Viribay M, Hayashi T, Tellería D, Mochizuki T, Reynolds D M, Alonso R, Lens X M, Moreno F, Harris P C, Somlo S, San Millán J L
Unidad de Genética Molecular, Hospital Ramón y Cajal, Madrid, Spain.
Hum Genet. 1997 Dec;101(2):229-34. doi: 10.1007/s004390050621.

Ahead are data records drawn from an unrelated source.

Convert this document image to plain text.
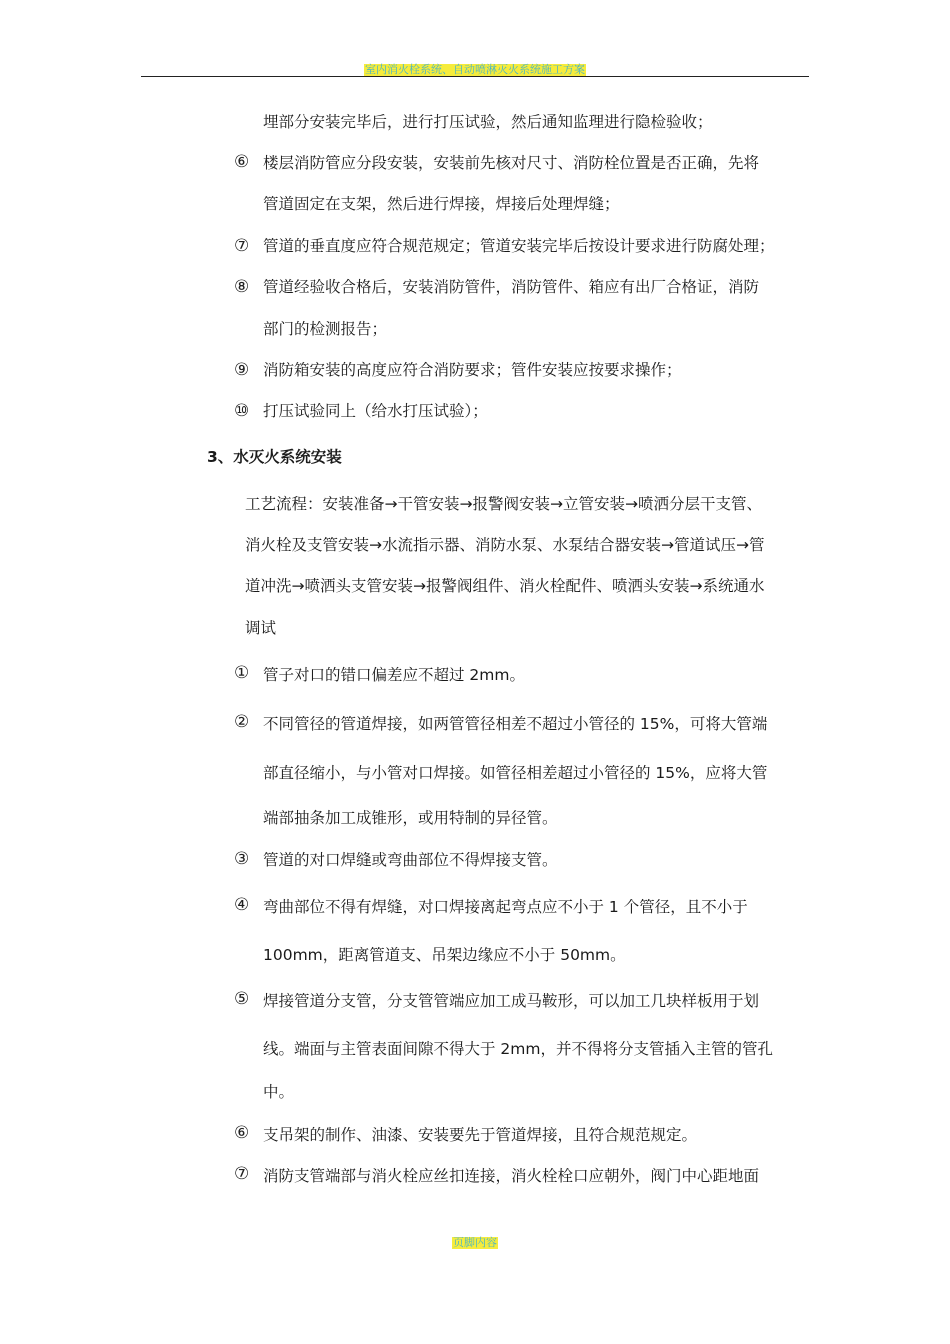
室内消火栓系统、自动喷淋灭火系统施工方案
埋部分安装完毕后，进行打压试验，然后通知监理进行隐检验收；
⑥ 楼层消防管应分段安装，安装前先核对尺寸、消防栓位置是否正确，先将
管道固定在支架，然后进行焊接，焊接后处理焊缝；
⑦ 管道的垂直度应符合规范规定；管道安装完毕后按设计要求进行防腐处理；
⑧ 管道经验收合格后，安装消防管件，消防管件、箱应有出厂合格证，消防
部门的检测报告；
⑨ 消防箱安装的高度应符合消防要求；管件安装应按要求操作；
⑩ 打压试验同上（给水打压试验）；
3、水灭火系统安装
工艺流程：安装准备→干管安装→报警阀安装→立管安装→喷洒分层干支管、
消火栓及支管安装→水流指示器、消防水泵、水泵结合器安装→管道试压→管
道冲洗→喷洒头支管安装→报警阀组件、消火栓配件、喷洒头安装→系统通水
调试
① 管子对口的错口偏差应不超过 2mm。
② 不同管径的管道焊接，如两管管径相差不超过小管径的 15%，可将大管端
部直径缩小，与小管对口焊接。如管径相差超过小管径的 15%，应将大管
端部抽条加工成锥形，或用特制的异径管。
③ 管道的对口焊缝或弯曲部位不得焊接支管。
④ 弯曲部位不得有焊缝，对口焊接离起弯点应不小于 1 个管径，且不小于
100mm，距离管道支、吊架边缘应不小于 50mm。
⑤ 焊接管道分支管，分支管管端应加工成马鞍形，可以加工几块样板用于划
线。端面与主管表面间隙不得大于 2mm，并不得将分支管插入主管的管孔
中。
⑥ 支吊架的制作、油漆、安装要先于管道焊接，且符合规范规定。
⑦ 消防支管端部与消火栓应丝扣连接，消火栓栓口应朝外，阀门中心距地面
页脚内容
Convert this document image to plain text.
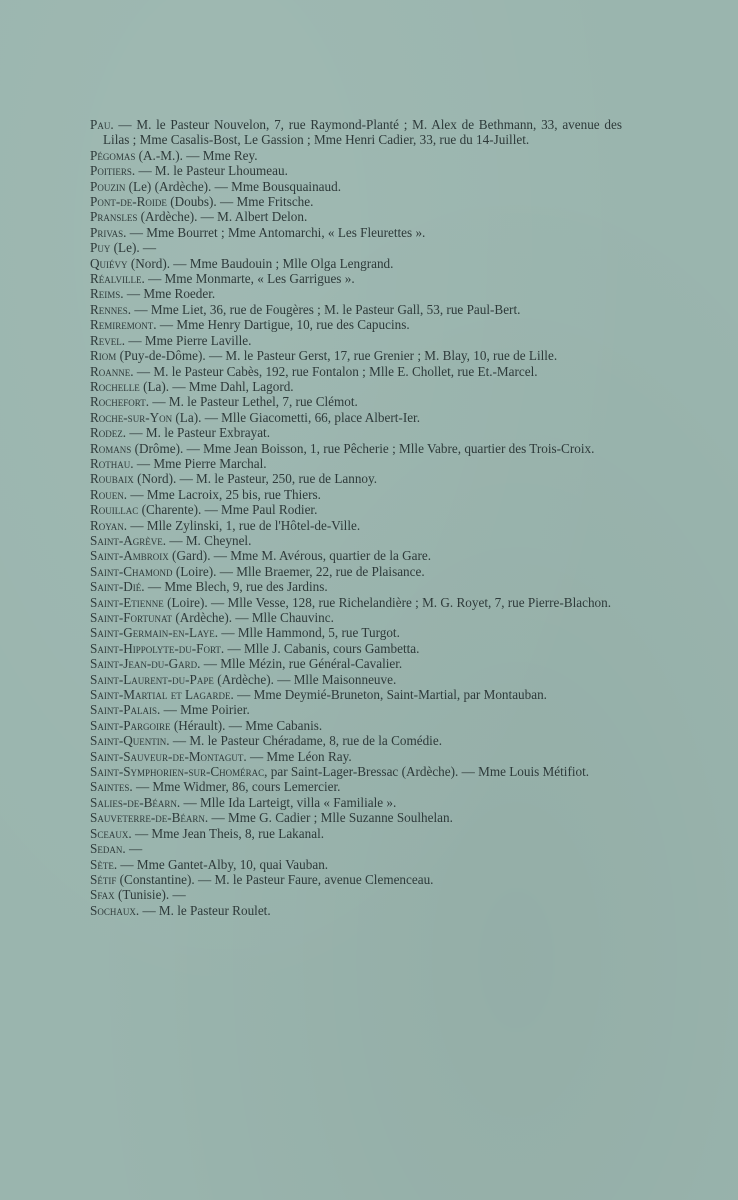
Pau. — M. le Pasteur Nouvelon, 7, rue Raymond-Planté ; M. Alex de Bethmann, 33, avenue des Lilas ; Mme Casalis-Bost, Le Gassion ; Mme Henri Cadier, 33, rue du 14-Juillet.
Pégomas (A.-M.). — Mme Rey.
Poitiers. — M. le Pasteur Lhoumeau.
Pouzin (Le) (Ardèche). — Mme Bousquainaud.
Pont-de-Roide (Doubs). — Mme Fritsche.
Pransles (Ardèche). — M. Albert Delon.
Privas. — Mme Bourret ; Mme Antomarchi, « Les Fleurettes ».
Puy (Le). —
Quiévy (Nord). — Mme Baudouin ; Mlle Olga Lengrand.
Réalville. — Mme Monmarte, « Les Garrigues ».
Reims. — Mme Roeder.
Rennes. — Mme Liet, 36, rue de Fougères ; M. le Pasteur Gall, 53, rue Paul-Bert.
Remiremont. — Mme Henry Dartigue, 10, rue des Capucins.
Revel. — Mme Pierre Laville.
Riom (Puy-de-Dôme). — M. le Pasteur Gerst, 17, rue Grenier ; M. Blay, 10, rue de Lille.
Roanne. — M. le Pasteur Cabès, 192, rue Fontalon ; Mlle E. Chollet, rue Et.-Marcel.
Rochelle (La). — Mme Dahl, Lagord.
Rochefort. — M. le Pasteur Lethel, 7, rue Clémot.
Roche-sur-Yon (La). — Mlle Giacometti, 66, place Albert-Ier.
Rodez. — M. le Pasteur Exbrayat.
Romans (Drôme). — Mme Jean Boisson, 1, rue Pêcherie ; Mlle Vabre, quartier des Trois-Croix.
Rothau. — Mme Pierre Marchal.
Roubaix (Nord). — M. le Pasteur, 250, rue de Lannoy.
Rouen. — Mme Lacroix, 25 bis, rue Thiers.
Rouillac (Charente). — Mme Paul Rodier.
Royan. — Mlle Zylinski, 1, rue de l'Hôtel-de-Ville.
Saint-Agrève. — M. Cheynel.
Saint-Ambroix (Gard). — Mme M. Avérous, quartier de la Gare.
Saint-Chamond (Loire). — Mlle Braemer, 22, rue de Plaisance.
Saint-Dié. — Mme Blech, 9, rue des Jardins.
Saint-Etienne (Loire). — Mlle Vesse, 128, rue Richelandière ; M. G. Royet, 7, rue Pierre-Blachon.
Saint-Fortunat (Ardèche). — Mlle Chauvinc.
Saint-Germain-en-Laye. — Mlle Hammond, 5, rue Turgot.
Saint-Hippolyte-du-Fort. — Mlle J. Cabanis, cours Gambetta.
Saint-Jean-du-Gard. — Mlle Mézin, rue Général-Cavalier.
Saint-Laurent-du-Pape (Ardèche). — Mlle Maisonneuve.
Saint-Martial et Lagarde. — Mme Deymié-Bruneton, Saint-Martial, par Montauban.
Saint-Palais. — Mme Poirier.
Saint-Pargoire (Hérault). — Mme Cabanis.
Saint-Quentin. — M. le Pasteur Chéradame, 8, rue de la Comédie.
Saint-Sauveur-de-Montagut. — Mme Léon Ray.
Saint-Symphorien-sur-Chomérac, par Saint-Lager-Bressac (Ardèche). — Mme Louis Métifiot.
Saintes. — Mme Widmer, 86, cours Lemercier.
Salies-de-Béarn. — Mlle Ida Larteigt, villa « Familiale ».
Sauveterre-de-Béarn. — Mme G. Cadier ; Mlle Suzanne Soulhelan.
Sceaux. — Mme Jean Theis, 8, rue Lakanal.
Sedan. —
Sète. — Mme Gantet-Alby, 10, quai Vauban.
Sétif (Constantine). — M. le Pasteur Faure, avenue Clemenceau.
Sfax (Tunisie). —
Sochaux. — M. le Pasteur Roulet.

Autosomal dominant polycystic kidney disease (ADPKD) is one of the most frequent inherited disorders. The majority of cases are due to mutation of the PKD1 gene, on 16p13.3, while in most of the remainder the disease maps to the PKD2 locus, at chromosome 4q21-q23. Recently, the PKD2 gene has been positionally cloned and three nonsense mutations within the coding sequence of the gene identified. Here we report a systematic mutation screening of all 15 exons of the PKD2 gene in chromosome 4-linked ADPKD families, using heteroduplex and SSCP analyses. We have identified and characterized seven novel mutations, with a detection rate of approximately 90% in the population studied. All of the mutations result in the premature stop of translation: four nonsense changes and three deletions. The deletions are all frameshifting, of four T nucleotides in one case and one G nucleotide in the other two. All mutations are unique and are distributed throughout the gene without evidence of clustering. Comparison of specific mutations with the clinical profile in ADPKD2 families shows no clear correlation.
常染色体显性多囊肾病(ADPKD)是最常见的遗传性疾病之一。大多数病例是由于位于16p13.3的PKD1基因突变引起的,而其余大多数病例则与位于染色体4q21 - q23的PKD2基因座相关。最近,PKD2基因已被定位克隆,并在该基因的编码序列中鉴定出三个无义突变。在此,我们报告了利用异源双链分析和单链构象多态性分析,对与染色体4连锁的ADPKD家系中PKD2基因的所有15个外显子进行的系统突变筛查。我们已经鉴定并表征了七个新的突变,在所研究的人群中检测率约为90%。所有突变均导致翻译提前终止:四个无义变化和三个缺失。这些缺失均为移码突变,其中一例缺失四个T核苷酸,另外两例各缺失一个G核苷酸。所有突变都是独特的,并且分布在整个基因中,没有聚集的证据。将特定突变与ADPKD2家系的临床特征进行比较,未发现明显的相关性。